There may be any number of computers (402) associated with, or external to, a computer system containing computer (402), wherein each computer (402) communicates over network (430). Further, the term “client,” “user,” and other appropriate terminology may be used interchangeably as appropriate without departing from the scope of this disclosure. Moreover, this disclosure contemplates that many users may use one computer (402), or that one user may use multiple computers (402).
Embodiments disclosed herein provide an apparatus and method for conducting portable testing to measure fluid flow rates and cross check multi-phase flow meter calibrations. Well testing to capture the production rates is an integral and key part of the production monitoring. Embodiments disclosed herein can be used to verify the readings of any multi-phase flow meters that may be installed. The main application as disclosed herein is a way to optimize measurement of fluid rates.

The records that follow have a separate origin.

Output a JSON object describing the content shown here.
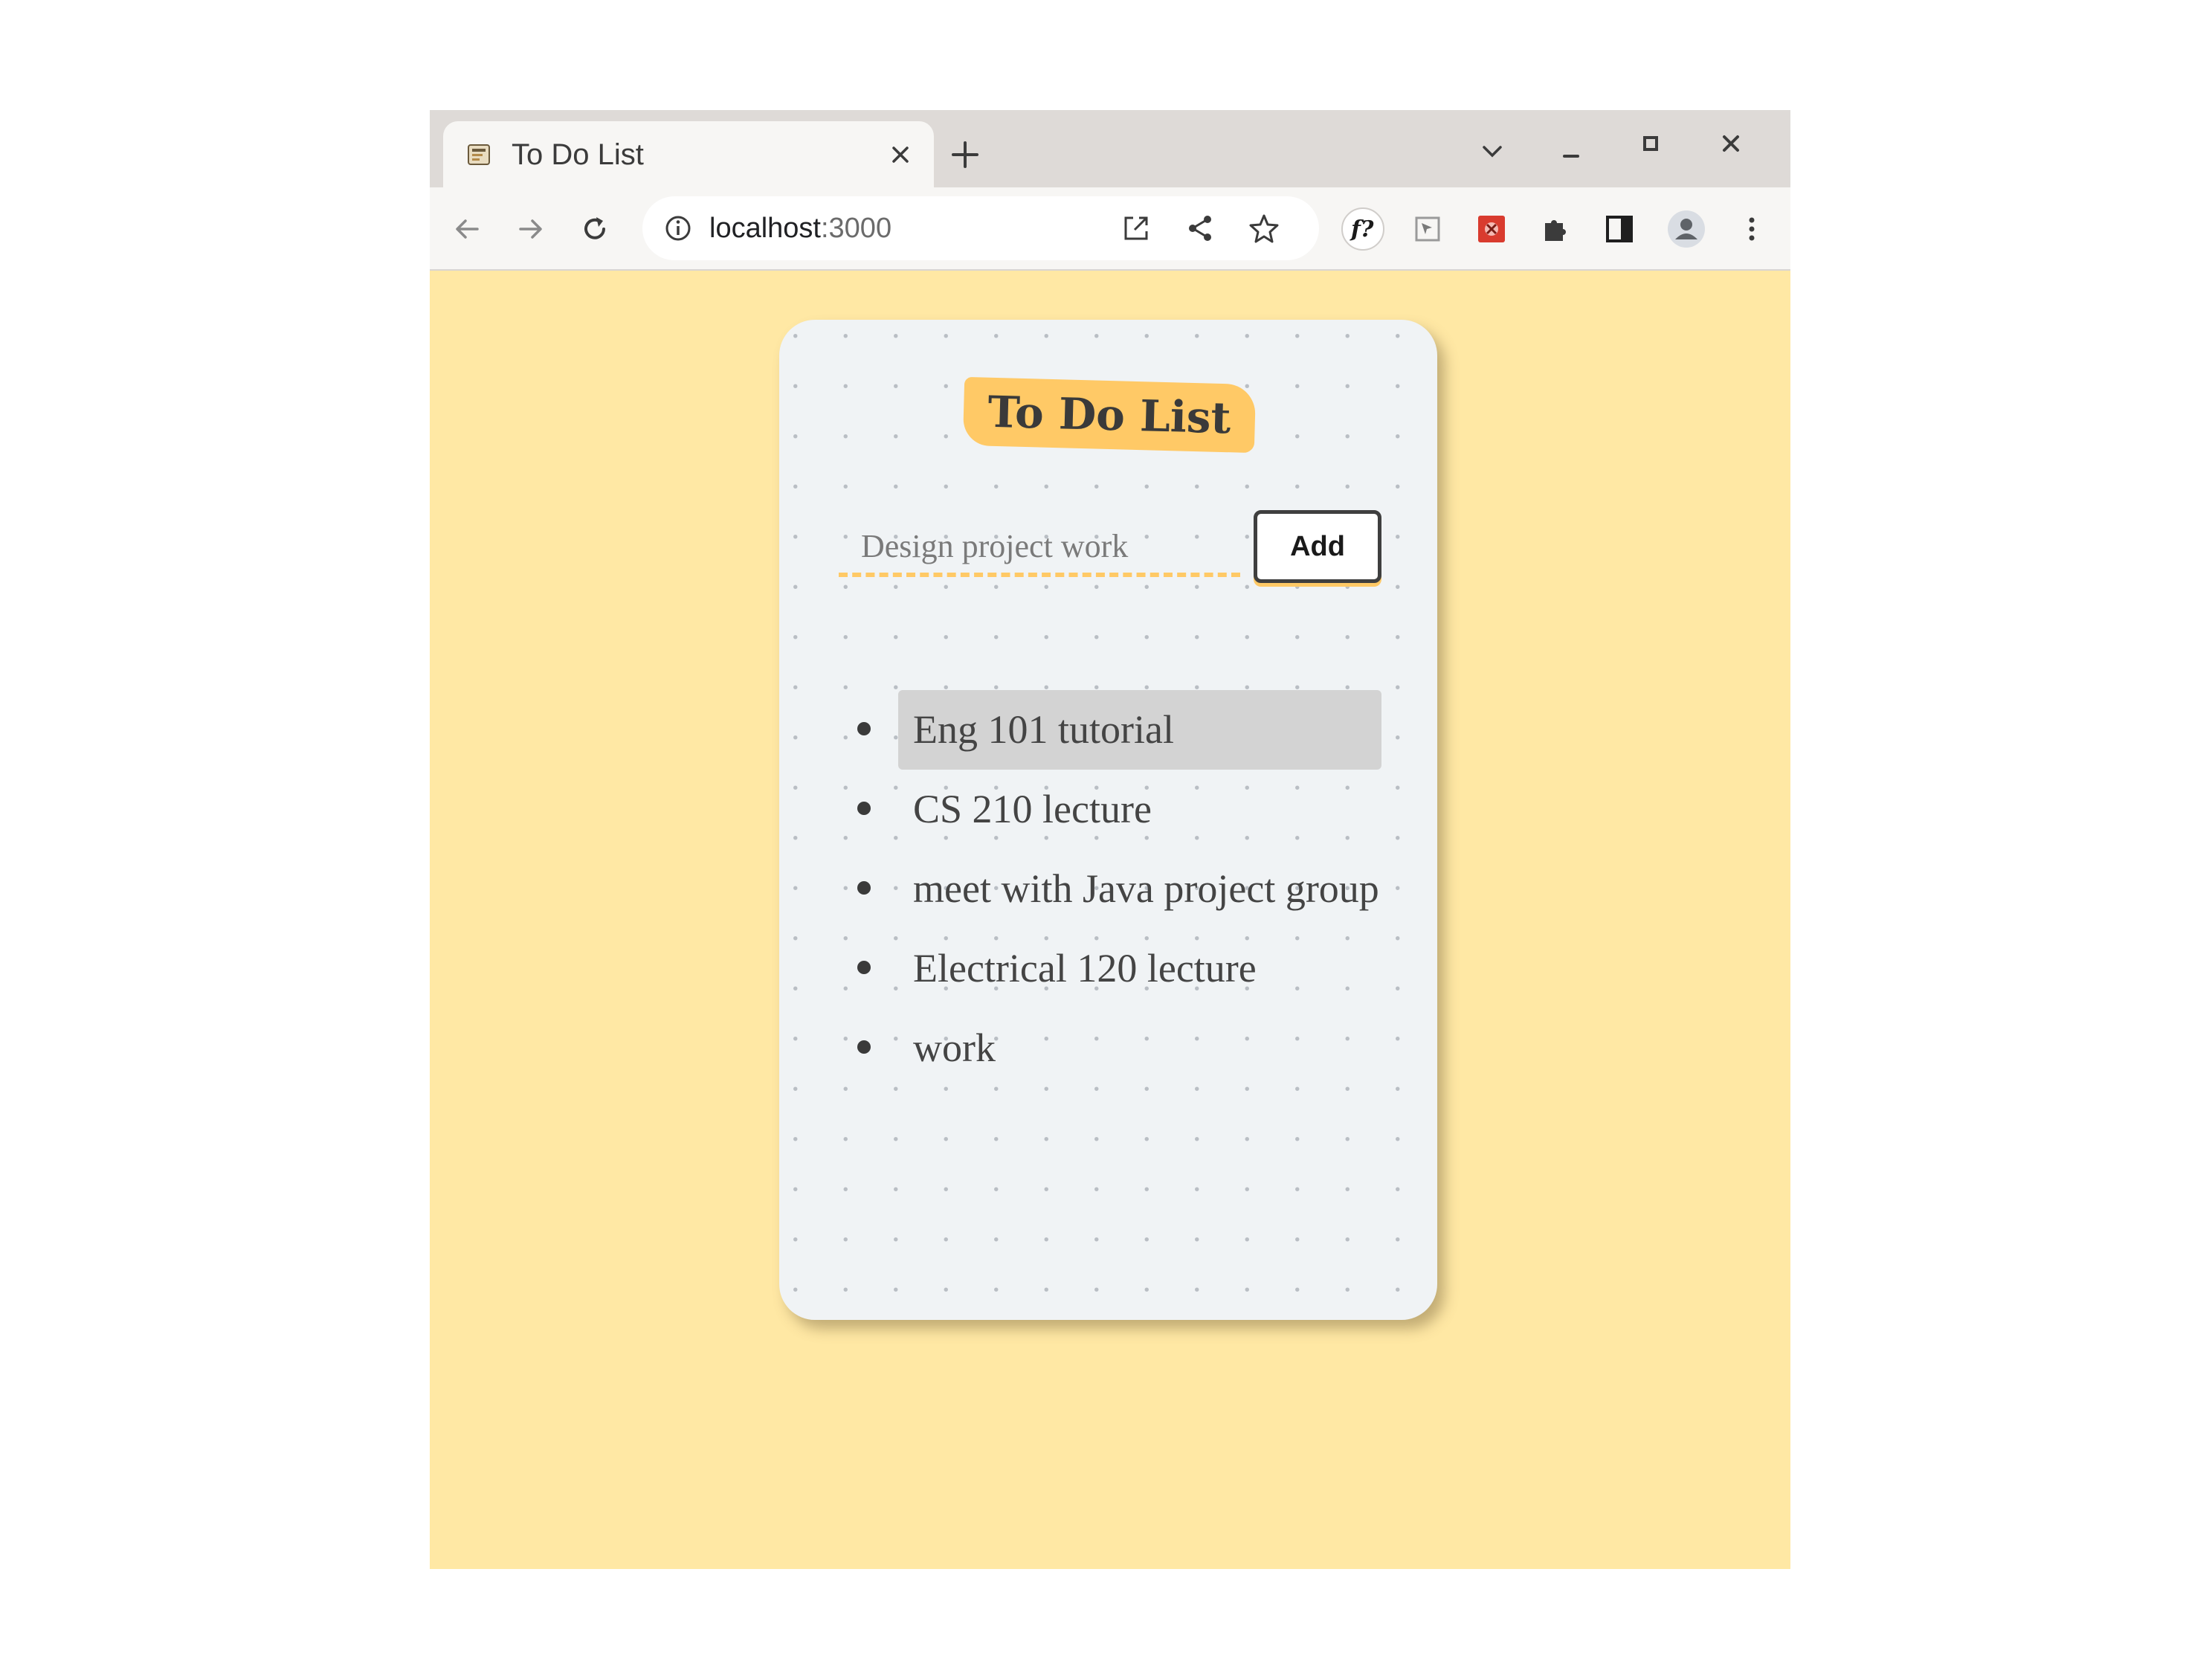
{
  "browser": {
    "tab_title": "To Do List",
    "url_host": "localhost",
    "url_port": ":3000",
    "icons": {
      "tab_favicon": "app-favicon",
      "tab_close": "close-icon",
      "new_tab": "plus-icon",
      "tab_search": "chevron-down-icon",
      "minimize": "minimize-icon",
      "maximize": "maximize-icon",
      "close_window": "close-icon",
      "back": "back-arrow-icon",
      "forward": "forward-arrow-icon",
      "reload": "reload-icon",
      "site_info": "info-icon",
      "open_in_app": "open-external-icon",
      "share": "share-icon",
      "bookmark": "star-icon",
      "extensions": [
        "function-extension-icon",
        "cursor-extension-icon",
        "red-extension-icon",
        "puzzle-icon"
      ],
      "side_panel": "side-panel-icon",
      "profile": "profile-icon",
      "menu": "kebab-menu-icon"
    }
  },
  "app": {
    "title": "To Do List",
    "input_placeholder": "Design project work",
    "add_label": "Add",
    "tasks": [
      "Eng 101 tutorial",
      "CS 210 lecture",
      "meet with Java project group",
      "Electrical 120 lecture",
      "work"
    ],
    "highlighted_index": 0
  },
  "colors": {
    "page_background": "#ffe8a4",
    "card_background": "#f0f3f5",
    "accent": "#ffc966",
    "highlight": "#d3d3d3"
  }
}
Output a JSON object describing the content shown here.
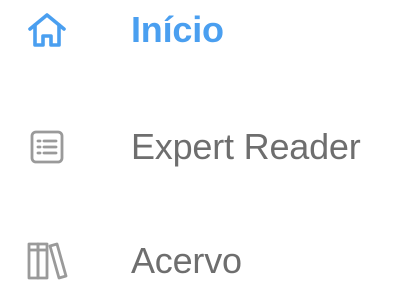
{
  "colors": {
    "accent": "#4a9ff0",
    "muted_text": "#6e6e6e",
    "icon_gray": "#9a9a9a"
  },
  "sidebar": {
    "items": [
      {
        "label": "Início",
        "icon": "home-icon",
        "active": true
      },
      {
        "label": "Expert Reader",
        "icon": "list-document-icon",
        "active": false
      },
      {
        "label": "Acervo",
        "icon": "library-books-icon",
        "active": false
      }
    ]
  }
}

Testing using the apparatus disclosed herein would be particularly suitable for tight emulsions that are difficult to break with conventional surface well testing equipment.
Although only a few example embodiments have been described in detail above, those skilled in the art will readily appreciate that many modifications are possible in the example embodiments without materially departing from this invention. Accordingly, all such modifications are intended to be included within the scope of this disclosure as defined in the following claims.